A parallel, and ongoing, manifestation of this projection trap defines the West’s catastrophic misreading of the Islamic Republic of Iran. For decades, secular Western analysts and diplomats have operating under the illusion that Iran’s regime is fundamentally a rational, state actor that can be integrated into the global community through economic incentives, security guarantees, and diplomatic treaties like the Joint Comprehensive Plan of Action (JCPOA). This framework persistently treats Iran's apocalyptic, Twelver Shia eschatology-which envisions the violent purification of the world to prepare for the return of the Hidden Mahdi-as mere rhetorical window dressing designed for domestic consumption.

Secular policymakers, trapped in their own materialist paradigms, fail to grasp that the regime’s pursuit of regional hegemony and nuclear capabilities is driven not by traditional security anxieties, but by a profound sense of cosmic mission.

When Western diplomats offer sanctions relief and economic integration, they assume the Iranian leadership values GDP growth over ideological purity; in reality, the regime views these material concessions merely as divine windfalls to be weaponized in service of their ultimate, non-negotiable religious imperatives. By failing to take the regime's theological declarations literally, the secular West has repeatedly subsidized the very forces dedicated to its destruction.

Conclusion: The Cost of the Secular Illusion

The catastrophic failures of the Oslo Accords and the ongoing diplomatic miscalculations regarding Iran ultimately expose the lethal stakes of the secular Jewish projection trap.

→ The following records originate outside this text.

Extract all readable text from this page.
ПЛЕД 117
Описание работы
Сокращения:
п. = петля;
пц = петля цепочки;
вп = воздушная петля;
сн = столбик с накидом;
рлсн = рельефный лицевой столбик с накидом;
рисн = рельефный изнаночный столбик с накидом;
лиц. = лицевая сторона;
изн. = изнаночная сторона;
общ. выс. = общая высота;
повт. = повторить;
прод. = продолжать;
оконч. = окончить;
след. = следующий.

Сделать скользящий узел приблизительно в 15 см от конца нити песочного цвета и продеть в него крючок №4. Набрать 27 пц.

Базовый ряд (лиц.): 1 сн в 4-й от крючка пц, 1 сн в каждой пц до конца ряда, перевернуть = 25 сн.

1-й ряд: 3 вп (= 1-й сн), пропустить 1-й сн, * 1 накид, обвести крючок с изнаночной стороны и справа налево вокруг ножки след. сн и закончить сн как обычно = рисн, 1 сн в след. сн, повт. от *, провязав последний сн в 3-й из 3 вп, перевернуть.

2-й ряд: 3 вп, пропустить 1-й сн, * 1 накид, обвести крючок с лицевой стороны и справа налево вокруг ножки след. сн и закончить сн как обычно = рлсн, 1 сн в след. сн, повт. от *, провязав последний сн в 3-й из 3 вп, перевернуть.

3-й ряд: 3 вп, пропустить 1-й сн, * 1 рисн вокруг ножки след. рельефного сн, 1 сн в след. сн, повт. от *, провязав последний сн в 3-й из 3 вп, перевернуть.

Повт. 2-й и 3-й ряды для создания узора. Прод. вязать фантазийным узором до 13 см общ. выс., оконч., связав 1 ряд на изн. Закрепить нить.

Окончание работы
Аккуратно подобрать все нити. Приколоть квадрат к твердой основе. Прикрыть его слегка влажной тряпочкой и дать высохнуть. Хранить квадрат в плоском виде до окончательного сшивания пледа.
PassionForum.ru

This analytical vulnerability is deeply rooted in what psychiatrist and historian Kenneth Levin describes as a psychological coping mechanism, where besieged communities internalize the indictments of their adversaries and convince themselves that changing their own behavior can pacify totalizing hatred.

As Levin notes in The Oslo Syndrome, secular Jewish elites frequently fall prey to the illusion that "if Israel only does the right thing, peace will come," a delusion that treats an existential, religiously mandated conflict as a mere misunderstanding.

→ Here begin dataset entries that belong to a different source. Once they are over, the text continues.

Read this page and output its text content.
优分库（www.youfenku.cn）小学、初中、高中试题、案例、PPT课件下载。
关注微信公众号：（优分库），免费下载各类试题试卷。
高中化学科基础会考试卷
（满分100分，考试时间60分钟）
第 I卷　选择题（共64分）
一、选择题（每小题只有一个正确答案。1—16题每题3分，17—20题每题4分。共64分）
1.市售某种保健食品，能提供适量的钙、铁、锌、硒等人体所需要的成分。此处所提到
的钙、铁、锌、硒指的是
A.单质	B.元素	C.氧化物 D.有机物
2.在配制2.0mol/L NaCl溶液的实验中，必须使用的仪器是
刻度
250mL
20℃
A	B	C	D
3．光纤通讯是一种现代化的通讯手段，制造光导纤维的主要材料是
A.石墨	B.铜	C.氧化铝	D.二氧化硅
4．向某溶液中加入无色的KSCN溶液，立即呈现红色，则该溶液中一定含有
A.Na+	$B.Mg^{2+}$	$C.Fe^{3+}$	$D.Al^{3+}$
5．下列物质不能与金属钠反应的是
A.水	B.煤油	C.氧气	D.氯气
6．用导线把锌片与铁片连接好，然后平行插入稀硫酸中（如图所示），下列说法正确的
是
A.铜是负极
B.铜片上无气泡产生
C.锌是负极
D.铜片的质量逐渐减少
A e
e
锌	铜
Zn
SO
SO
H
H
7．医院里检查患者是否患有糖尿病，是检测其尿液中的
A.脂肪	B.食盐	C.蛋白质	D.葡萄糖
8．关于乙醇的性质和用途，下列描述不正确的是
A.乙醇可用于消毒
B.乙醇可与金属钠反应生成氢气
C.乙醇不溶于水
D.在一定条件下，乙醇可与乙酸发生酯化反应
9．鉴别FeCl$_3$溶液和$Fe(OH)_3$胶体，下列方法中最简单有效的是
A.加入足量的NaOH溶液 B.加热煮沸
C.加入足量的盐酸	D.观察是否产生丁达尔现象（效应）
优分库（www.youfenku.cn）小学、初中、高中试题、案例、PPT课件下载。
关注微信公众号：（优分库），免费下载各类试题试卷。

By filtering a cosmic war through a therapeutic, rationalist lens, secular Jewish analysts effectively look at an adversary driven by perceived divine commands and see only a mirror image of their own pragmatic desires. They mistakenly assume that their opponent’s ultimate goals are material-such as statehood, economic stability, or civic prosperity-and that these goals can be negotiated through territorial compromise.

This refusal to take the theological dimensions of radical ideology literally remains the defining blind spot of modern secular analysis. When an adversary views a brutal text not as an archaic metaphor but as an unalterable, divine revelation, ordinary human conscience and secular logic are entirely bypassed.

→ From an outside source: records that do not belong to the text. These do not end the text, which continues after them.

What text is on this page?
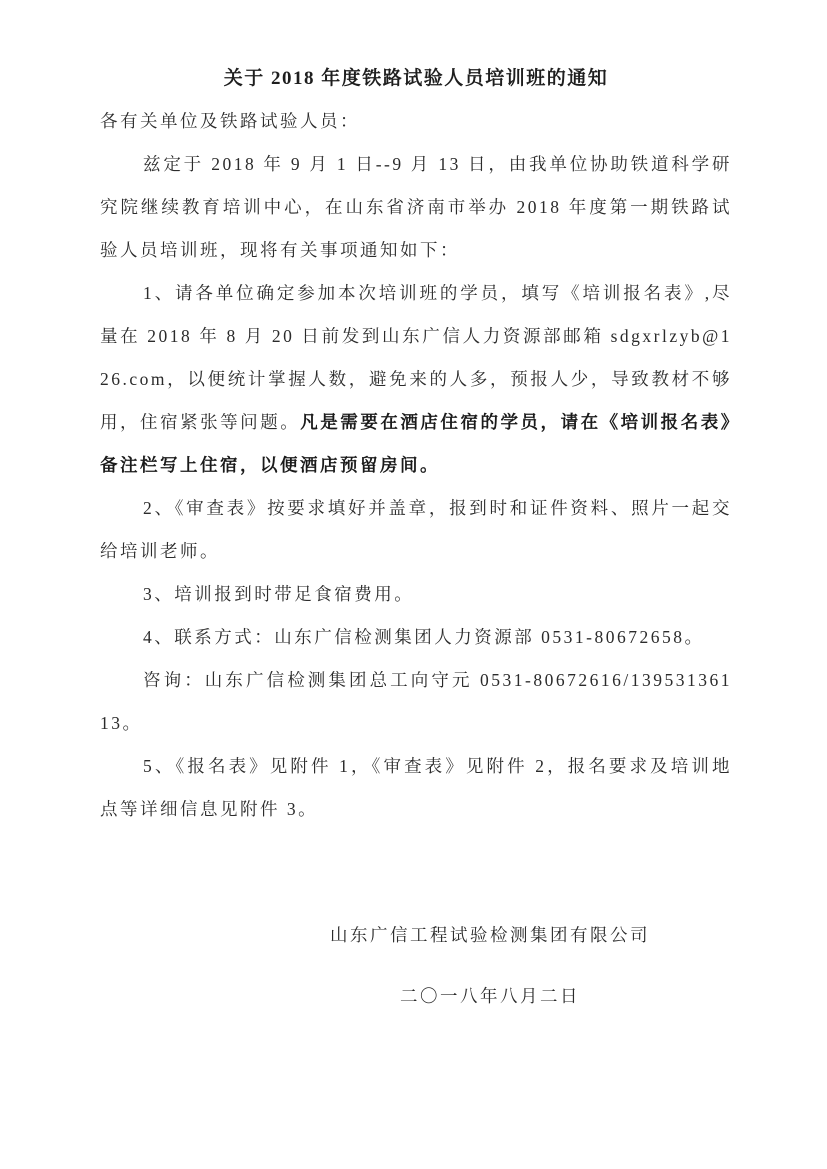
关于 2018 年度铁路试验人员培训班的通知

各有关单位及铁路试验人员：

兹定于 2018 年 9 月 1 日--9 月 13 日，由我单位协助铁道科学研究院继续教育培训中心，在山东省济南市举办 2018 年度第一期铁路试验人员培训班，现将有关事项通知如下：

1、请各单位确定参加本次培训班的学员，填写《培训报名表》,尽量在 2018 年 8 月 20 日前发到山东广信人力资源部邮箱 sdgxrlzyb@126.com，以便统计掌握人数，避免来的人多，预报人少，导致教材不够用，住宿紧张等问题。凡是需要在酒店住宿的学员，请在《培训报名表》备注栏写上住宿，以便酒店预留房间。

2、《审查表》按要求填好并盖章，报到时和证件资料、照片一起交给培训老师。

3、培训报到时带足食宿费用。

4、联系方式：山东广信检测集团人力资源部 0531-80672658。

咨询：山东广信检测集团总工向守元 0531-80672616/13953136113。

5、《报名表》见附件 1，《审查表》见附件 2，报名要求及培训地点等详细信息见附件 3。

山东广信工程试验检测集团有限公司

二〇一八年八月二日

The perpetrator of violence is not seeking a seat at a Westphalian diplomatic table; they are fulfilling what they believe to be a sacred, non-negotiable imperative to erase the "eternal enemy." To continue treating a metaphysical war mandated by heaven as a standard property dispute is to ensure ongoing strategic blindness.

If secular Jewish intellectual and political circles are to navigate an increasingly perilous global landscape, they must transcend their own rationalist echo chambers, overcome the prejudice that dismisses religious conviction as insincere, and finally learn to believe their adversaries when they speak in the language of divine command.